Aunque el nombre de Bin Laden es denostado en gran
parte de Occidente, en general no tiene el mismo estigma en Brasil, un país que
no ha sufrido los ataques terroristas a gran escala que han causado horror en
muchas otras partes del mundo. Es posible que un cierto sentido de rebelión y
desafío también explique por qué ha proliferado el fenómeno Bin Laden.
Uno de los cantantes de funk más populares en
Brasil, curiosamente, lleva el nombre de MC Bin Laden.
Araújo, vestido con shorts de jean y sandalias, dijo
con orgullo que sus clientes provenían de todo el mundo, y reflejaban una
amplia gama de nacionalidades y creencias religiosas y políticas. El nombre
oficial de su establecimiento es Pizzeria Specialle, pero cuando alguien
pregunta por ese nombre en el vecindario donde vive con su esposa y sus cinco
hijos, solo recibe miradas vacías.
“Este es el Bar do Bin Laden”, declaró mientras
asaba filetes para servir su platillo exclusivo, una montaña de comida que
incluye arroz, frijoles, pasta y carne. Cuesta unos 4,40 dólares, una fracción
de lo que sale comer en uno de los restaurantes más finos en los alrededores de
las sedes olímpicas. Una noche de esta semana, visitantes de Sudáfrica,
Eslovenia, Corea y Ucrania bebieron varias cervezas cerca de las mesas de
billar mientras trabajadores de la construcción devoraban la comida de Araújo.
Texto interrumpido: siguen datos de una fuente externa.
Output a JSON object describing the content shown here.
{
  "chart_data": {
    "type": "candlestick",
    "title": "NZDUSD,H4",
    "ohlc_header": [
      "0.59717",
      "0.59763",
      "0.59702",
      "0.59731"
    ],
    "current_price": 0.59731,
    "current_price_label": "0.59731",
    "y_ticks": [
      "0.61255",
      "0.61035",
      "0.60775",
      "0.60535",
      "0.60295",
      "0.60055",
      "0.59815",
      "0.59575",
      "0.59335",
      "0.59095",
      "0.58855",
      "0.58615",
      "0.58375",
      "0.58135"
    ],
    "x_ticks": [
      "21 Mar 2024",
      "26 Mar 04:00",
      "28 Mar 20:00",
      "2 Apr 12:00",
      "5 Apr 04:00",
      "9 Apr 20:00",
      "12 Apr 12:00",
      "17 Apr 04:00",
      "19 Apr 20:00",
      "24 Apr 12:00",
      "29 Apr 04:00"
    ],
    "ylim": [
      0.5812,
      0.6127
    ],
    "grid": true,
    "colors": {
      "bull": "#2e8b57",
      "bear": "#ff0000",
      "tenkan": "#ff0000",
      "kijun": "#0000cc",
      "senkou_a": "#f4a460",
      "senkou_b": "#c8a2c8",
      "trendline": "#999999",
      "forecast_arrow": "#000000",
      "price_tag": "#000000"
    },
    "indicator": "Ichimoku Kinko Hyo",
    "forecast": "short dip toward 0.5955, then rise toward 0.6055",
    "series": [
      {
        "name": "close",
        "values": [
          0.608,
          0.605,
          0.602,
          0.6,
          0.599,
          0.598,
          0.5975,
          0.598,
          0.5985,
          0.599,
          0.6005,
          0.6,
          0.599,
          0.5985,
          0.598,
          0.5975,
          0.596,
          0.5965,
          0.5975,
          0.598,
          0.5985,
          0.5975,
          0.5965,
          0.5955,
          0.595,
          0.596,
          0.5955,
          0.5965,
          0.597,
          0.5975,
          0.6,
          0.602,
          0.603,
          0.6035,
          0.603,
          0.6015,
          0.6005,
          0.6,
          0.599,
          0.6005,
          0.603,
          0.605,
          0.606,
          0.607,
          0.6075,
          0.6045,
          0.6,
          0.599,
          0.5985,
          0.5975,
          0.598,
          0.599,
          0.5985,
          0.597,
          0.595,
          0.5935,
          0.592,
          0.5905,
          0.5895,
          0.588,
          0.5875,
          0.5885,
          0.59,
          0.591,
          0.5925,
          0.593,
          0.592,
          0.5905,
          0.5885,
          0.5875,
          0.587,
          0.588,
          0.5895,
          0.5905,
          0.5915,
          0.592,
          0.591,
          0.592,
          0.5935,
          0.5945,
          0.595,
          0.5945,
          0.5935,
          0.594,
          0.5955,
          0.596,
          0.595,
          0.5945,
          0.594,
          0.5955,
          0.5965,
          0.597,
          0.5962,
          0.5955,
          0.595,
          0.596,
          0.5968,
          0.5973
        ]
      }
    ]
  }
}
“La Villa Olímpica puede ser aburrida y la comida es
un poco, digamos, monótona”, opinó Carlos Vizcaino Sánchez, de 48 años, cubano
y entrenador de atletismo en las islas Seychelles.
“Nunca pensé que encontraría a Bin Laden en Río,
pero aquí está”, dijo Sánchez mientras bebía una cerveza. “Me alegra haber
descubierto este rincón del verdadero Brasil”.